OptimalSPARES™ Wiki / Spares optimisation
The frame
Spares optimisation
Every spare part is a bet against a failure. Hold too few and a stockout turns a quick repair into a long shutdown; hold too many and capital, storage and obsolescence quietly drain away. Spares optimisation is finding the holding that balances the two, part by part.
The two ways to be wrong
| Stockout | The part is not there when the asset needs it. A short repair becomes an extended outage while the part is expedited or made. The cost is the downtime, not the part. |
|---|---|
| Overstock | Capital sits on a shelf, insured, stored, counted and slowly going obsolete. Most storerooms carry a large tail of parts that have not moved in years. |
The two errors pull in opposite directions, so the answer is never a blanket rule like hold two of everything. It is a per-part decision driven by how much a stockout would cost and how hard the part is to get.
Not all spares are alike
| Consumables | Gaskets, filters, fasteners: low value, steady demand, easy to model with classical inventory maths. |
|---|---|
| Rotables and repairables | Assemblies that are swapped and refurbished, so the pool and the repair loop must be managed, not just the buy. |
| Insurance and capital spares | Rarely or never demanded, but catastrophic and long-lead if missing. Held on risk, not on demand history, and classical EOQ does not apply. |
Across the network: pooling and redeployment
The largest reductions often come not from a single store but from across the network. When several sites hold the same part, the aggregate safety stock can be pooled: one shared or virtual holding covers them all at a far lower total than each site stocking on its own, and an emergency at one plant can be met from another in hours rather than weeks. The same cross-site view exposes the excess and obsolete stock sitting in one store that another site actually needs, so material is redeployed, resold or returned rather than written off. This only works on harmonised data, where the same physical part is recognised as the same across every site and ERP, which is why the data foundation on the next pages matters so much.
Spares serve the strategy
Spares are the physical enabler of the maintenance strategy.
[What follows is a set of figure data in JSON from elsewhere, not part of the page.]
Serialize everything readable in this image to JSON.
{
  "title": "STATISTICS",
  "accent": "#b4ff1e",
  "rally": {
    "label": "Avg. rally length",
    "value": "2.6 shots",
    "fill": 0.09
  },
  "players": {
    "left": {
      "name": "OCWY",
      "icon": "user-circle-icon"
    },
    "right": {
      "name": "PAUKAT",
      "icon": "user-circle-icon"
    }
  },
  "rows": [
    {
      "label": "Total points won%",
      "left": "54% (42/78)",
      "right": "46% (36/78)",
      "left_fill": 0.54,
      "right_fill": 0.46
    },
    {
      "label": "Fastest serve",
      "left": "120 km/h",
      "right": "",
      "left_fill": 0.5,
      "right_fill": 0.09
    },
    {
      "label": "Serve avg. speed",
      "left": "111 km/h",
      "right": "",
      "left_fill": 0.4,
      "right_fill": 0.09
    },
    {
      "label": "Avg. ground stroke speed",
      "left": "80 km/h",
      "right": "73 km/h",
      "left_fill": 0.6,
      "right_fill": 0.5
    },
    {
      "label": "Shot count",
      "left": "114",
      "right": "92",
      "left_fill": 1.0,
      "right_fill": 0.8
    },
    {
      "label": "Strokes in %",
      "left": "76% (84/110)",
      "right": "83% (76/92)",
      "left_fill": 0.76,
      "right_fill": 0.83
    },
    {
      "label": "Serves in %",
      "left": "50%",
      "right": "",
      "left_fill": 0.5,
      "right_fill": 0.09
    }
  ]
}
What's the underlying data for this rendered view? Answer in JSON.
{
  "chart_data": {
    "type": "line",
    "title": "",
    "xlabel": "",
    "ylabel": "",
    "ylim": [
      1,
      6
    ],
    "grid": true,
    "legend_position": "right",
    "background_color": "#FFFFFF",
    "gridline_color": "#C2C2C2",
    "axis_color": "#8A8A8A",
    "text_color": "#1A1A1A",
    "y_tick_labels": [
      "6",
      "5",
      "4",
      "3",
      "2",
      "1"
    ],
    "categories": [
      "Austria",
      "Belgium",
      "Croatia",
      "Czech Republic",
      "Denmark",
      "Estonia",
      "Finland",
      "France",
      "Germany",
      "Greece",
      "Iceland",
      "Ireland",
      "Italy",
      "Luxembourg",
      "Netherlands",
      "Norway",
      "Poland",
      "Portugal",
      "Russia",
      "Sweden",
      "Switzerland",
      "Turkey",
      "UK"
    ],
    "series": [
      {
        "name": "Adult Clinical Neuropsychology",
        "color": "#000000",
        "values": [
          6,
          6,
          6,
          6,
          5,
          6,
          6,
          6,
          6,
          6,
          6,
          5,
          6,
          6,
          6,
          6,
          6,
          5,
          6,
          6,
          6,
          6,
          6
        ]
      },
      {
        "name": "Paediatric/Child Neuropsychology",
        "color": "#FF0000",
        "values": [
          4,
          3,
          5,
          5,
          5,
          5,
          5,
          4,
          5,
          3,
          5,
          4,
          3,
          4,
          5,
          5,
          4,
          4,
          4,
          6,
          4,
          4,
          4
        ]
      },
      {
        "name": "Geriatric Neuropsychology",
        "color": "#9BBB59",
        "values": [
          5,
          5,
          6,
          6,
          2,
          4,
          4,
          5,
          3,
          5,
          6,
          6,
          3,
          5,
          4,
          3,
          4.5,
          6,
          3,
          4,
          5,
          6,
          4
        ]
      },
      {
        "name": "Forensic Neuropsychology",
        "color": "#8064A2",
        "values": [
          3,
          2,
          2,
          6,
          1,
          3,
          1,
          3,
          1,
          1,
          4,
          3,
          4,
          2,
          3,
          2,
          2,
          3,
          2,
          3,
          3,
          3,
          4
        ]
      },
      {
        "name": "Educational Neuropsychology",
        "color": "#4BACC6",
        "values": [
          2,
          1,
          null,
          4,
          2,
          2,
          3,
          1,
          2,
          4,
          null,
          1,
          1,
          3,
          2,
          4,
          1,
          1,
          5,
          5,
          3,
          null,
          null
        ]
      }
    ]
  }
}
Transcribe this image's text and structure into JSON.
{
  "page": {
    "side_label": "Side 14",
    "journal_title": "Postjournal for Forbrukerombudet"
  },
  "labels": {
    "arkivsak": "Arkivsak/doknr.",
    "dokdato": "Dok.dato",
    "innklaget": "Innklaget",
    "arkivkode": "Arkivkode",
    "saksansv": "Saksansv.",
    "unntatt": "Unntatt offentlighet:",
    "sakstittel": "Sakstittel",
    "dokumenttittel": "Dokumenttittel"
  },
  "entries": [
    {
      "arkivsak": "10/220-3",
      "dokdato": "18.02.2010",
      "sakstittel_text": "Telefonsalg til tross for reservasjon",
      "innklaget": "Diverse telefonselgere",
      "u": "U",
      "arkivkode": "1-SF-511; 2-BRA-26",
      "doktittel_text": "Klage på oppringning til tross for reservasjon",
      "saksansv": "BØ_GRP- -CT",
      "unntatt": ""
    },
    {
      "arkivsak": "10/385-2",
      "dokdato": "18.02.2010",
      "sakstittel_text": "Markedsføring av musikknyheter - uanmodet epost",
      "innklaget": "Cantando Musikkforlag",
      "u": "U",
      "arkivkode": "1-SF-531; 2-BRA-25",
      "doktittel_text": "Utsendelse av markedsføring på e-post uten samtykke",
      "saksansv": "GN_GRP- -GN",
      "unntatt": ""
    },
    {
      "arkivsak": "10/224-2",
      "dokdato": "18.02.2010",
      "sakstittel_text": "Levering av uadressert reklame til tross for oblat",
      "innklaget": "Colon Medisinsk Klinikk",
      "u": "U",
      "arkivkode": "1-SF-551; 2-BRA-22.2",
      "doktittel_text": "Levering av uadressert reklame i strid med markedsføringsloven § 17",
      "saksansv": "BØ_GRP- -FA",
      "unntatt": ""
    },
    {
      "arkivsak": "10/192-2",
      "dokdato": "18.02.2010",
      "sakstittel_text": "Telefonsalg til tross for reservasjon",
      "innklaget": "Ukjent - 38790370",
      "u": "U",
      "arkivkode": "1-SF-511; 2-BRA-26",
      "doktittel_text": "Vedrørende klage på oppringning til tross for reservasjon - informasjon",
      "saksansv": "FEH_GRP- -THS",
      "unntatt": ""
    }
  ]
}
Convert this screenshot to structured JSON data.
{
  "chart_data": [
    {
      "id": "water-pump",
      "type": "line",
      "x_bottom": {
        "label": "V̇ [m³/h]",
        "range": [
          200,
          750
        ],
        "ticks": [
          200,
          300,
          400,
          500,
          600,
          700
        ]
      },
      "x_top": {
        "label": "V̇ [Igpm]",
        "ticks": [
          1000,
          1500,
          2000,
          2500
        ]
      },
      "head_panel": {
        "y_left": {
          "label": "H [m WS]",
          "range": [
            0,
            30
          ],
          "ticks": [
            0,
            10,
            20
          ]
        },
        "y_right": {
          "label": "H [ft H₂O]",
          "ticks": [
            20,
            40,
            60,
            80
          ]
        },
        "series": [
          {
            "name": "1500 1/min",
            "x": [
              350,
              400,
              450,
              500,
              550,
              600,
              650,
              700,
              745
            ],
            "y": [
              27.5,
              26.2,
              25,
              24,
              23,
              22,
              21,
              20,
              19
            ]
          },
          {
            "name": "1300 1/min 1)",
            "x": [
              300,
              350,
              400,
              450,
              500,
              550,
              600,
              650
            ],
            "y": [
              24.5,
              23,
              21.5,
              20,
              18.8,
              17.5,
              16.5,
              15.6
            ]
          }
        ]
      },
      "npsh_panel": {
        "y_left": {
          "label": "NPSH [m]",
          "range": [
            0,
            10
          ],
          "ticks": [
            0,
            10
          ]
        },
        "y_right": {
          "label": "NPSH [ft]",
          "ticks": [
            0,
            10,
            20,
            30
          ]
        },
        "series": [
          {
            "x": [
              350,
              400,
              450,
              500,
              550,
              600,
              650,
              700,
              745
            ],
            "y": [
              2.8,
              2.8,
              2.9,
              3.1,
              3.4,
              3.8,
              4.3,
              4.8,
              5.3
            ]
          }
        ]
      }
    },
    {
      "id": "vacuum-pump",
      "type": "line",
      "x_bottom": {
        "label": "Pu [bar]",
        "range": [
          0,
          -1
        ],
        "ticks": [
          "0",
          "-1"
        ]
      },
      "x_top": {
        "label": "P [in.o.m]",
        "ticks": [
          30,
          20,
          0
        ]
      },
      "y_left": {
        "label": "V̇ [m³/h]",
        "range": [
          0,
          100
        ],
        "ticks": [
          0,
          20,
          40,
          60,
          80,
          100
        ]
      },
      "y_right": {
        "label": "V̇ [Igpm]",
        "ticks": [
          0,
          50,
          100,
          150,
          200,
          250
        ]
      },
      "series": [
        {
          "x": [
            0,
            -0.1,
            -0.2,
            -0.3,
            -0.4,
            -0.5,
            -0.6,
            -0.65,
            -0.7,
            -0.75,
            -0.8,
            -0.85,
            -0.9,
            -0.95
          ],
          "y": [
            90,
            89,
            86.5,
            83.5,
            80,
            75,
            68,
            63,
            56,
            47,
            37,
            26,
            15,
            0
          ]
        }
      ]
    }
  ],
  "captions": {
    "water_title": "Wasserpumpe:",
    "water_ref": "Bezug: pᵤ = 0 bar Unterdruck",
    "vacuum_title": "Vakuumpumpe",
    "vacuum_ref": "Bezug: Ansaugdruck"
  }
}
Reliability and RCM decide which failures are managed and how; the spare is what makes the planned job actually happen on the day. This is why criticality flows from the asset to the part: a spare is only as critical as the failure it lets you fix. The bill of materials is the link, and the criticality is inherited from the analysis on the next page.
Where OptimalSPARES™ fits
OptimalSPARES™ holds the whole picture as one model: the materials data, the asset links, the criticality, the demand history and the stocking policy. Change a criticality or a lead time and the recommended min, max and reorder move with it, so the storeroom stays matched to the plant rather than frozen at whatever was set years ago.